Ich riß das Kurzschwert hoch und spürte, wie Gafards Waffenspitze unmittelbar unter meinem Brustbein auftraf. Wir beide waren bis zur Hüfte nackt. Gafards muskulöser Körper schimmerte feucht.
»Schon wieder, du Fambly!« brüllte er. »Du hast keine lange Stahlstange in der Hand, sondern ein Kurzschwert, einen Genodder, nach dem persönlichen Entwurf des großen Königs Genod geschmiedet!« Er stampfte mit dem rechten Fuß auf und stürzte sich erneut auf mich. Ich schlug das Holzschwert zur Seite und vermochte die Attacke diesmal abzuwehren. Dabei mußte ich mich zurückhalten, um nicht meinem natürlichen Drang nachzugeben und meinen Gegner umzubringen.

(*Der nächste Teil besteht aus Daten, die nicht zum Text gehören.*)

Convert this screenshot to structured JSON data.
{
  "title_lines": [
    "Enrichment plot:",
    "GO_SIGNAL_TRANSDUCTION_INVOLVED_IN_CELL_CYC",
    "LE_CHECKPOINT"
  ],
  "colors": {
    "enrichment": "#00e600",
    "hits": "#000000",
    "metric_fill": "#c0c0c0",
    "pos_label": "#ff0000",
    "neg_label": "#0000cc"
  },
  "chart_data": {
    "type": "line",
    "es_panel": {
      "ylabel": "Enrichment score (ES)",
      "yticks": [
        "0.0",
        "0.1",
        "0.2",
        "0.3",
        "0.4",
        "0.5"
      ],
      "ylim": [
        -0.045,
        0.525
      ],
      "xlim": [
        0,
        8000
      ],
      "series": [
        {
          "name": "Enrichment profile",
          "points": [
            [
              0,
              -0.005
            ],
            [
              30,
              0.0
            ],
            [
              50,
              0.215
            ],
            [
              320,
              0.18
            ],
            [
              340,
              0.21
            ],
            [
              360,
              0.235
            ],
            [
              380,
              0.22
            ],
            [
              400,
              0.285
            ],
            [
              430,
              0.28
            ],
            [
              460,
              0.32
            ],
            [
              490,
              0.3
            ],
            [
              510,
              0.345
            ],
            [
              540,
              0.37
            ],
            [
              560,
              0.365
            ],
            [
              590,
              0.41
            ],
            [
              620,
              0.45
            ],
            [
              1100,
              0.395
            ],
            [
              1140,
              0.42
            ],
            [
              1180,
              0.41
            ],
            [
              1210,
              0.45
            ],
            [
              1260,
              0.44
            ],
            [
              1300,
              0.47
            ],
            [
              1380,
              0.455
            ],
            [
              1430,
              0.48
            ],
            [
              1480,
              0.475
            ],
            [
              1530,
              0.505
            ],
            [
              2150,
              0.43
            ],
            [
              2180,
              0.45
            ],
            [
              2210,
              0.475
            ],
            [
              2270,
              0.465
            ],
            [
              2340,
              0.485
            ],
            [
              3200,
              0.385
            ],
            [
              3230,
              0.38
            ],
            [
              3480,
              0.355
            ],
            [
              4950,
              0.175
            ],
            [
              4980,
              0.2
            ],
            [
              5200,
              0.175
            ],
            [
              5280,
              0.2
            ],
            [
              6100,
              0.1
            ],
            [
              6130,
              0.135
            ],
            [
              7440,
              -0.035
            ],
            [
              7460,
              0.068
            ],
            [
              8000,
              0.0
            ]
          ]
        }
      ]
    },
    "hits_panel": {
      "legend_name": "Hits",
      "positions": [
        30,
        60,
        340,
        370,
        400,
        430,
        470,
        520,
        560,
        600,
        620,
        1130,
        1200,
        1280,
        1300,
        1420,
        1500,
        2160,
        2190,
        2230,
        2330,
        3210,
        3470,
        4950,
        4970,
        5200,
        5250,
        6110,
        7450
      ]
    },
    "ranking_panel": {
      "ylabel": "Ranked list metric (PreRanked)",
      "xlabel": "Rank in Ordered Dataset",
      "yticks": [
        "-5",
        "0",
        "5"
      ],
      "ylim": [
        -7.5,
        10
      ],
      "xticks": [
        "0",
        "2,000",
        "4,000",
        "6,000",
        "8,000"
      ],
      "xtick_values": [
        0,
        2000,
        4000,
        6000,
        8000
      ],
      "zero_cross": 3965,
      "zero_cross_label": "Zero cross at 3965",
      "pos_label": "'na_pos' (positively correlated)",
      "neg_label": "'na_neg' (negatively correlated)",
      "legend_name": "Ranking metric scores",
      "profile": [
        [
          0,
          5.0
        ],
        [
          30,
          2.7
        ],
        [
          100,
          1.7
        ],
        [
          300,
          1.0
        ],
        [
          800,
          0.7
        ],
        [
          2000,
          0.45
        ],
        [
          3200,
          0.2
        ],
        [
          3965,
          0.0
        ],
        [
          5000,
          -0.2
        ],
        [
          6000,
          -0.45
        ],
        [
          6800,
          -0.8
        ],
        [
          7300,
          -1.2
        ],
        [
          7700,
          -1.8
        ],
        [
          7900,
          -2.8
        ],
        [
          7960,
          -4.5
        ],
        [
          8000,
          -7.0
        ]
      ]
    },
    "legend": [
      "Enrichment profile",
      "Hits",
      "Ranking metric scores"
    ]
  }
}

Er hieb nach meinem Kopf, und ich duckte mich, er trat zur Seite, und ich ließ es zu, daß er mir das Holzschwert gegen die Rippen stieß. Es tat sehr weh.
Gafard wich zurück und bedachte mich mit einem ironischen Salut.
Sklaven nahmen ihm das Schwert ab, wuschen ihn mit duftendem Rosenwasser, drückten ihm ein Glas Parclear in die Hand und fächelten ihm Luft zu.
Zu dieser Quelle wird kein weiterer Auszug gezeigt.